Sunday, June 20, 2010
Her father's daughter
This is our daughter, Morgan Paige Livingston:
She has her father's mischievous grin, his wide hands, his curious nature, his innate ability to make me laugh until my sides ache and his, well... his everything, really.
(Except those big eyes, those are all mine.)
There have been times that I've felt like this whole parenthood thing is a bit unfair. I was the one with swollen feet and leg cramps. I was the one who experienced the never ending need to pee for nine months. I'm the one who was in labor for 20 hours. I'm the one who had to be stitched up and bled for weeks after delivery. I'm the one who had engorged breasts and cracked and bleeding nipples. Not that she isn't worth dealing with these ailments PLUS A THOUSAND MORE, the point is that I was the one who suffered all the physical pain of bringing her into this world, yet he is the one that she resembles most. Where's the justice in that?
But then there are the times that I watch them wrestling on the living room floor or quietly sitting together on the couch, just father and daughter making beautiful memories. Or the times that he steps outside to move the sprinkler and when he returns, she kicks wildly and squeals with delight as if he's been gone for several days rather than just a few minutes. And the laughs: the deep, unbridled laughs that only he can manage to evoke from her. The laughs that, just like his, are extremely contagious. And there are the tender moments when he thinks I've left the room and he begins singing to her or when he kisses her on the forehead and says "Good night, my Mo" as she drifts off to sleep. It's during times like these that I realize: HIS CONTRIBUTION IS JUST AS SIGNIFICANT, JUST AS CRUCIAL, AS MINE.

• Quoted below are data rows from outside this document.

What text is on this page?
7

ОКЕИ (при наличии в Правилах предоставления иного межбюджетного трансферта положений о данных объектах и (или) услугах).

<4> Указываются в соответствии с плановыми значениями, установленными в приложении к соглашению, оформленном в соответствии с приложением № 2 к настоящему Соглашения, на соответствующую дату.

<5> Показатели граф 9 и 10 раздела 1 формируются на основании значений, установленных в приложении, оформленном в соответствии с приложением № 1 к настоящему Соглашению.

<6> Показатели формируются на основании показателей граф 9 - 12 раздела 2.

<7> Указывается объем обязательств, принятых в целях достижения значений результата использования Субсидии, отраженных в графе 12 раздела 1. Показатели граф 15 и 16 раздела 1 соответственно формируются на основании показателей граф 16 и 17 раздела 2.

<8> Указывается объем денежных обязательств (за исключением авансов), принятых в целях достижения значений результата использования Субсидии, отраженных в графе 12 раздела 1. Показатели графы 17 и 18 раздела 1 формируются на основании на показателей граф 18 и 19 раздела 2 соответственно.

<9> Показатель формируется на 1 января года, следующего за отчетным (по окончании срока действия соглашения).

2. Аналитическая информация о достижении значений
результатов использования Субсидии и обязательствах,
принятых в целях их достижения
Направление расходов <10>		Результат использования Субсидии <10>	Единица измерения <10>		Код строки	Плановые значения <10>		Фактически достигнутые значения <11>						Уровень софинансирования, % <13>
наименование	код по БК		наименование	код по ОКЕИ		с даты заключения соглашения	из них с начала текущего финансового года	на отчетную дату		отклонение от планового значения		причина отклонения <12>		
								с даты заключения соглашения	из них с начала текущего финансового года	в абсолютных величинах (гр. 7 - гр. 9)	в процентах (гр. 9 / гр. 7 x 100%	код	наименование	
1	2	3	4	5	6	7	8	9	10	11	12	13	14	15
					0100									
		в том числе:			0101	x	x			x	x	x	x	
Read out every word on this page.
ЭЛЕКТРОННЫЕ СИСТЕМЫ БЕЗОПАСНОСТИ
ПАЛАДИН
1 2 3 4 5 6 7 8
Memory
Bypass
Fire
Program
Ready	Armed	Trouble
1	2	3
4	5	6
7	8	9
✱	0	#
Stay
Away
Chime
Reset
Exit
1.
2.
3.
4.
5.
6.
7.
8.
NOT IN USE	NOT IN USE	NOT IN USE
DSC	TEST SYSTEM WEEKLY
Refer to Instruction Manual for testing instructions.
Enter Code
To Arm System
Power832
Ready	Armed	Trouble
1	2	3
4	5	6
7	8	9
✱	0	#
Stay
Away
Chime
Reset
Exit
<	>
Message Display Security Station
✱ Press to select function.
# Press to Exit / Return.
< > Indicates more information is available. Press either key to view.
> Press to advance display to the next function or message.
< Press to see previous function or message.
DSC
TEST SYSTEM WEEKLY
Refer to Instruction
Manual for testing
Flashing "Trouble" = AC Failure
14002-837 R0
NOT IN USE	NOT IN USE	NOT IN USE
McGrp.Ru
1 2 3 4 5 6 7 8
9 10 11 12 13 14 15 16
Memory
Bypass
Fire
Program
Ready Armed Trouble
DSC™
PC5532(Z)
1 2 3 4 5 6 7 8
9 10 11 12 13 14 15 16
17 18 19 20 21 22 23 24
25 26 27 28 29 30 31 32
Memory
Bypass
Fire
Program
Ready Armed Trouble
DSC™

He may not have carried her for nine months, but he was there to flex my foot and rub my calf when I got leg cramps. He never once complained about driving to the gas station to get me a chili cheese dog and a Twinkie. He was there to help me climb into the truck when I was too big to pull myself up. He was there, pushing right along with me, during labor. He has always been willing to get out of bed and bring her to me when she cries. He offers to watch her so I can take a bubble bath and catch up on some reading. He'll hold her when she scrapes her knees. He'll open popsicle wrappers and juice cartons for her. He'll take her on daddy-daughter dates. He'll teach her how to drive a stick-shift. He'll be outraged when she gets her heart broken for the first time. He'll be able to teach her things I don't know and he'll be able to provide for her in ways that I can't. We will share the happiness, the heartache, the laughs, the triumphs, the disappointments and the adventures of parenthood, and really, that's what matters.
I think of what my life would be like without him, if he had looked back at me through that glowing campfire and said "I like you and all, but I really don't see this going anywhere". He could have walked out of my life a number of times, he could have given his heart and soul to another woman. But instead, he chose me...he chose us.
So, I suppose there is justice in their likeness, after all. He so deserves it.